On September 10, 2019, 73-year-old Muhammad Omar Hamdoush, from Mabata district, was subjected to severe torture after being arrested by the Military Police. He was released after his health situation deteriorated, as he suffered from fractures of the chest, shoulder, and hand, and his family took him to hospital for treatment.
In July 2018, residents of the village of Brad in the Sherawa district of Afrin found the body of Hamdi Abdo, who was kidnapped a week prior, with his wife, showing that he had been stoned to death after sustaining wounds to his hands and legs, according to a report by the Violations Documentation Center.
The al-Hamzat militia of the National Army had raided Abdo's house, beat his elderly wife and left her bleeding to death. The militants then left the house after kidnapping the man and looting large sums of money from his house, estimated at about 7 million Syrian pounds, in addition to stealing about one kilogram of gold and 10 cows which belonged to him, according to the Violations Documentation Center.
In August 2018, gunmen from the Jaysh al-Sharqiya group broke into a house in the Mahmoudiya neighborhood of Afrin.
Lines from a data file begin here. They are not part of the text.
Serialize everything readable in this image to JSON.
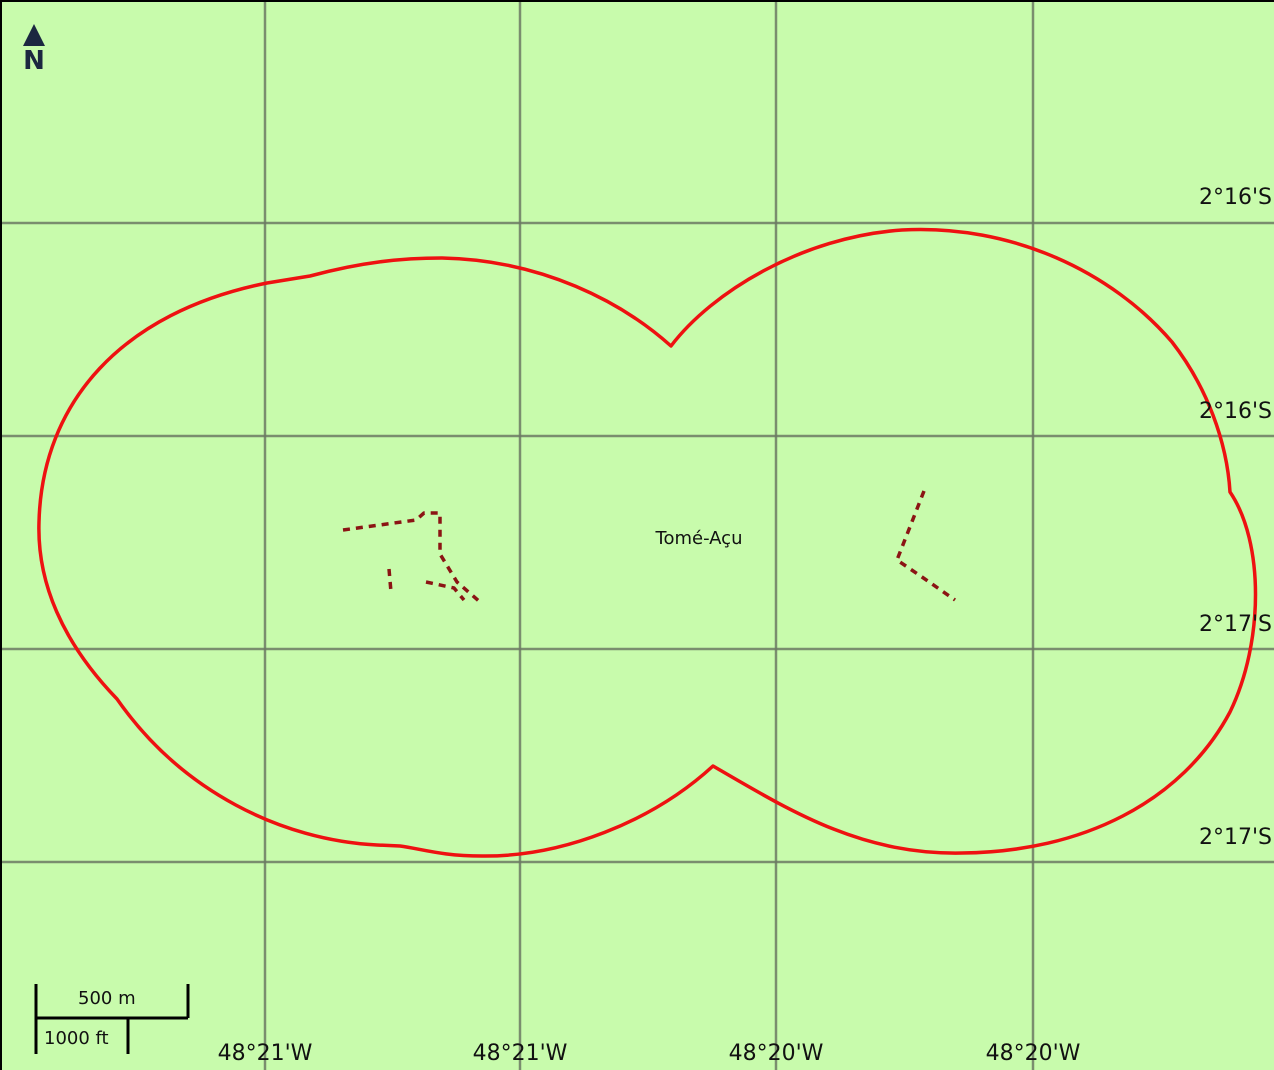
{
  "map": {
    "place_name": "Tomé-Açu",
    "north_label": "N",
    "north_arrow_icon": "north-arrow-icon",
    "latitude_labels": [
      "2°16'S",
      "2°16'S",
      "2°17'S",
      "2°17'S"
    ],
    "longitude_labels": [
      "48°21'W",
      "48°21'W",
      "48°20'W",
      "48°20'W"
    ],
    "scale_bar": {
      "metric_label": "500 m",
      "imperial_label": "1000 ft"
    },
    "colors": {
      "background": "#c8fbac",
      "boundary": "#ee1111",
      "roads": "#8b1414",
      "grid": "#6d7a64"
    }
  }
}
They attacked an elderly Kurdish woman after she refused to allow them to seize the house she owned and lived in.
The armed group had previously raided the same neighborhood and arrested dozens of its residents on the pretext of their belonging to the Democratic Union Party (PYD).
On November 10, 2018, three masked persons, who were later known to be members of al-Hamzat, robbed the house of Nazmi Sido Muhammad in the village of Burj Abdalo of the Sherawa district in the Afrin region.
According to the Violations Documentation Center, they chained the family at gunpoint, threatening to kill them, and stole 50,000 Syrian pounds and two pieces of gold. The 80-year-old mother, Aisha Hanan, suffocated to death within minutes after her head was covered with a bag with no ventilation.
On December 3rd of the same year, Khalil Ali Khaled was arrested on his way from his village of Basuta to the city of Afrin to sell his citrus crop. The crop and his truck were seized. He was taken to an unknown destination, and his fate is still unknown.
These violations continue on a daily basis inside the city and its villages, in light of what the residents of the region and human rights activists describe as “the silence of the international community.”
The Violations Documentation Center in northern Syria said that the various crimes committed by the Turkish-backed militants of the National Army groups or their families are unknown, as they have never been arrested or subjected to any trials as part of a systematic policy practiced by these armed groups under coverage from Turkey aiming to displace the remaining residents of Afrin.